Back to United’s current PR mess. It’s one thing to get calls from reporters with trade publications only a few people like me ever see. It’s something else entirely when The New York Times and USA Today call, which is what happened next. I’d bet good money that those calls triggered a code blue, oh shit, situation in Minnetonka. The PR team would now have to brace the company’s bigwigs, including Sir Andrew Witty, the new CEO, for headlines they were going to hate and that members of Congress, shareholders and other important folks would soon see. They likely would have said to Sir Witty, “Look, we’re in damage control here. We can make this story go away if you’ll let us tell the media we’re reconsidering the policy and will at least delay it.”
And that’s what happened. The headlines over the stories in both the Times and USA Today noted that United was backing down--for now. At least until the pandemic is over, which, presumably, will be over when Sir Witty says it’s over.
Both the Times and USA Today stories included this new statement (emailed, of course): “Based on feedback from our provider partners and discussions with medical societies, we have decided to delay the implementation of our emergency department policy until at least the end of the national public health emergency period.”
This reminds me of a similar crisis several years ago that my team and I had to handle when Cigna decided it would only cover a two-day stay in the hospital for women who had just had a baby or undergone a mastectomy. The outcry from doctors was fast and furious, and Cigna, like United, backed down. The bad press, which started in the Hartford Courant and spread like wildfire, led to Congressional hearings and new laws to put those length-of-stay decisions back in the hands of doctors (for the most part, anyway).
ACEP believes United’s proposed policy violates federal law, which, as USA Today noted, requires insurers to cover E.R. care “based on the presenting symptoms that brought the patient to the emergency room and not the final diagnosis.” As Dr. Mark Rosenberg, the organization’s president was quoted as saying, “UnitedHealthcare is expecting patients to self-diagnose a potential medical emergency before seeing a physician, and then punishing them financially if they are incorrect.”
ACEP last week took the lead in drafting a letter to United calling for a “full and permanent rescission of the policy” to “ensure the safety of our patients and your enrollees.” It was signed by a long list of provider and patient advocacy groups, including the American Medical Association and the nonprofit I lead, the Center for Health and Democracy.
As of today, United has not responded to the letter.
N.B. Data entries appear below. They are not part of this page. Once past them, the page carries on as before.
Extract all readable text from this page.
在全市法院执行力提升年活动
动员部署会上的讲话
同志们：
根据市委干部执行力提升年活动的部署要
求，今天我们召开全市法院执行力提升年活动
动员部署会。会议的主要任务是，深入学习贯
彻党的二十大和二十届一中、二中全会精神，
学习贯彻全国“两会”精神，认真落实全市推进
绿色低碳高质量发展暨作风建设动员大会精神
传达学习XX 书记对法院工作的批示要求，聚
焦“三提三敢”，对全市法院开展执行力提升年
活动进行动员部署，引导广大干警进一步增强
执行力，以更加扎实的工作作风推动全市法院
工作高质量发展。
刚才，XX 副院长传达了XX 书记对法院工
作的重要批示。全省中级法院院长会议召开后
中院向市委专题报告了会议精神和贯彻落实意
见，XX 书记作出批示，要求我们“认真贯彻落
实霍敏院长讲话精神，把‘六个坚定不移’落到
I will be shocked if the company rescinds that policy “fully and permanently.” What it will do is implement the change when the heat is off ,as this new statement on its website implies: “We will use this time to continue to educate consumers, customers and providers on the new program and help ensure that people visit an appropriate site of service for non-emergency care.”
Bottom line: When United does implement the new policy, it will avoid paying for care that people thought were true emergencies.
An untold number of people will just not go to the E.R., and some of them will die.
But United, which last year made $22.4 billion in profits and is now the 7th largest company in America, will make even more money for Sir Witty and the company’s other already rich shareholders.
Your point about hiding data should be a big deal. Pharma does it, too.